Republicans Know They're Winning on Abortion
Before the livestream of the House Judiciary Committee hearing on a six-week abortion ban started on Wednesday morning, the feed was just white noise and a dated-looking collage of the Capitol building. The repetitive drone and 1980s a.v. club aesthetic were an appropriate enough introduction to what would follow, since there is nothing new under the sun when it comes to state intrusion on the right to an abortion and the corresponding spectacle of those efforts.
The specifics have changed some since 1973, when the procedure was made legal in every state—recent years have seen a shift from the tactic of trying to ban abortion outright to a more methodical and bureaucratic erosion of access and an embrace of the language of “women’s health”—but the basic premise is always the same: Your body is not yours.

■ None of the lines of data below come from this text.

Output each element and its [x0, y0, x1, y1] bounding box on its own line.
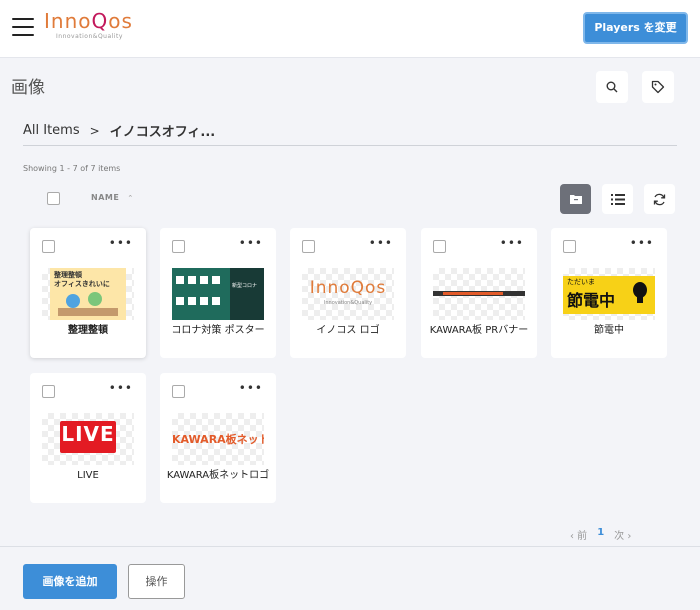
- item-title: 整理整頓: [68, 325, 108, 336]
- logo-wordmark: InnoQos: [44, 9, 133, 33]
- prev-page-link[interactable]: ‹ 前: [570, 527, 587, 542]
- more-options-icon[interactable]: •••: [239, 237, 263, 249]
- more-options-icon[interactable]: •••: [109, 382, 133, 394]
- thumbnail: 整理整頓 オフィスきれいに: [42, 268, 134, 320]
- grid-view-button[interactable]: [560, 184, 591, 214]
- select-all-checkbox[interactable]: [47, 192, 60, 205]
- thumbnail-text: LIVE: [61, 422, 115, 446]
- item-title: コロナ対策 ポスター: [171, 325, 265, 336]
- more-options-icon[interactable]: •••: [369, 237, 393, 249]
- image-card-seiri[interactable]: ••• 整理整頓 オフィスきれいに 整理整頓: [30, 228, 146, 358]
- items-count: Showing 1 - 7 of 7 items: [23, 164, 121, 173]
- change-players-button[interactable]: Players を変更: [583, 12, 688, 44]
- thumbnail-text: 整理整頓 オフィスきれいに: [54, 271, 110, 288]
- thumbnail-text: 新型コロナ: [232, 283, 258, 289]
- search-button[interactable]: [596, 71, 628, 103]
- divider: [23, 145, 677, 146]
- thumbnail-text: KAWARA板ネット: [172, 433, 264, 446]
- item-checkbox[interactable]: [42, 385, 55, 398]
- thumbnail: LIVE: [42, 413, 134, 465]
- app-logo[interactable]: InnoQos Innovation&Quality: [44, 10, 144, 46]
- item-title: LIVE: [77, 470, 99, 481]
- breadcrumb: All Items > イノコスオフィ...: [23, 121, 215, 140]
- thumbnail-text: InnoQos: [309, 278, 387, 298]
- folder-icon: [569, 195, 582, 204]
- thumbnail-text: 節電中: [567, 291, 616, 310]
- thumbnail: ただいま 節電中: [563, 268, 655, 320]
- thumbnail: InnoQos Innovation&Quality: [302, 268, 394, 320]
- refresh-icon: [653, 193, 666, 205]
- more-options-icon[interactable]: •••: [239, 382, 263, 394]
- item-title: 節電中: [594, 325, 624, 336]
- image-card-corona-poster[interactable]: ••• 新型コロナ コロナ対策 ポスター: [160, 228, 276, 358]
- thumbnail: 新型コロナ: [172, 268, 264, 320]
- item-title: KAWARA板ネットロゴ: [166, 470, 270, 481]
- logo-tagline: Innovation&Quality: [56, 33, 123, 40]
- image-card-innoqos-logo[interactable]: ••• InnoQos Innovation&Quality イノコス ロゴ: [290, 228, 406, 358]
- item-checkbox[interactable]: [172, 385, 185, 398]
- list-view-button[interactable]: [602, 184, 633, 214]
- page-title: 画像: [11, 78, 45, 98]
- add-image-button[interactable]: 画像を追加: [23, 564, 117, 599]
- tag-icon: [651, 80, 665, 94]
- operations-button[interactable]: 操作: [128, 564, 185, 599]
- more-options-icon[interactable]: •••: [109, 237, 133, 249]
- breadcrumb-current: イノコスオフィ...: [109, 125, 216, 140]
- top-bar: InnoQos Innovation&Quality Players を変更: [0, 0, 700, 58]
- image-card-kawara-logo[interactable]: ••• KAWARA板ネット KAWARA板ネットロゴ: [160, 373, 276, 503]
- image-card-setsuden[interactable]: ••• ただいま 節電中 節電中: [551, 228, 667, 358]
- name-header-label: NAME: [91, 193, 120, 202]
- next-page-link[interactable]: 次 ›: [614, 527, 631, 542]
- item-title: KAWARA板 PRバナー: [429, 325, 529, 336]
- more-options-icon[interactable]: •••: [500, 237, 524, 249]
- sort-icon: ⌃: [127, 193, 134, 202]
- tag-filter-button[interactable]: [642, 71, 674, 103]
- thumbnail: [433, 268, 525, 320]
- item-title: イノコス ロゴ: [316, 325, 380, 336]
- menu-icon[interactable]: [12, 18, 34, 36]
- search-icon: [606, 81, 618, 93]
- pagination: ‹ 前 1 次 ›: [570, 527, 631, 542]
- list-icon: [610, 193, 625, 205]
- image-card-live[interactable]: ••• LIVE LIVE: [30, 373, 146, 503]
- item-checkbox[interactable]: [302, 240, 315, 253]
- item-checkbox[interactable]: [563, 240, 576, 253]
- image-card-kawara-banner[interactable]: ••• KAWARA板 PRバナー: [421, 228, 537, 358]
- thumbnail-subtext: Innovation&Quality: [323, 300, 373, 306]
- thumbnail-caption: ただいま: [567, 278, 595, 286]
- more-options-icon[interactable]: •••: [630, 237, 654, 249]
- item-checkbox[interactable]: [42, 240, 55, 253]
- refresh-button[interactable]: [644, 184, 675, 214]
- name-sort-header[interactable]: NAME ⌃: [91, 193, 134, 202]
- item-checkbox[interactable]: [172, 240, 185, 253]
- thumbnail: KAWARA板ネット: [172, 413, 264, 465]
- current-page[interactable]: 1: [597, 527, 604, 542]
- breadcrumb-root[interactable]: All Items: [23, 123, 80, 138]
- breadcrumb-separator: >: [89, 123, 100, 138]
- item-checkbox[interactable]: [433, 240, 446, 253]
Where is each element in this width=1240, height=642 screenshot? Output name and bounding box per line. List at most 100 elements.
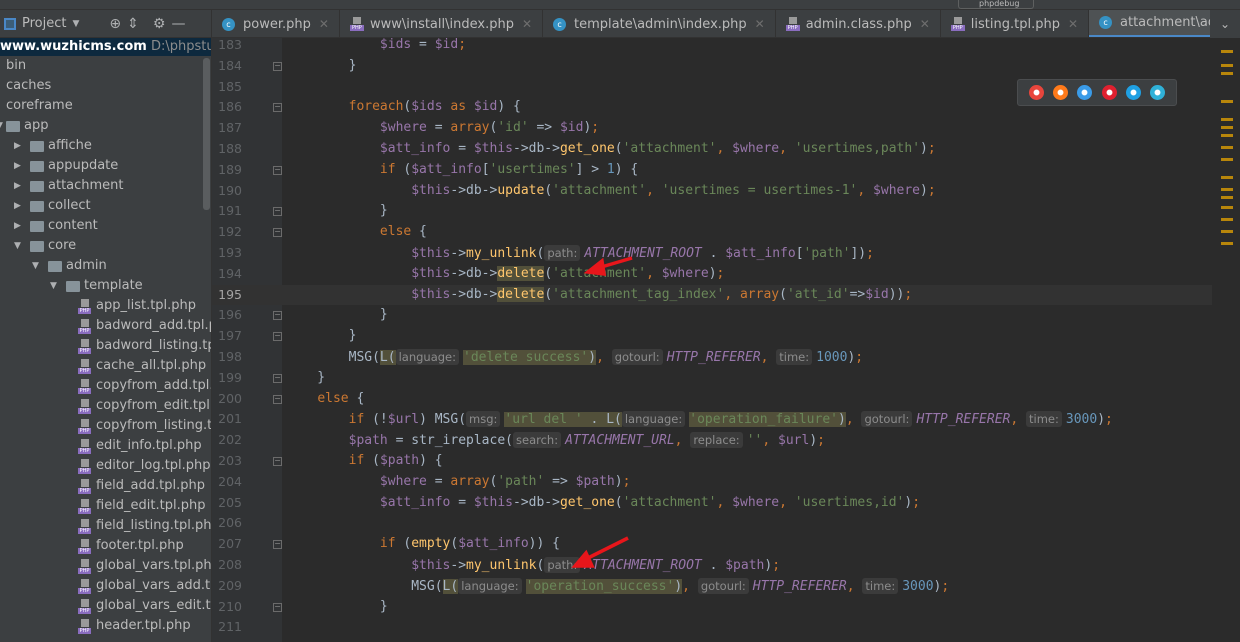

The so-called Heartbeat Protection Act of 2017 is no different. A lot has been written in the last couple of years about the strategy of the six-week ban, with some arguing that the primary function of these bills is to distract from more consequential anti-abortion measures. And it’s true that 20-week bans, one of which already cleared the House in October, stand a much greater (though not guaranteed) chance of passing than the kind of proposal debated this morning. In states from Ohio to Arkansas, Republican governors have balked at the idea of trying to restrict access this early; even some anti-abortion hardliners see this kind of legislation as counterproductive to the cause of restricting legal abortion.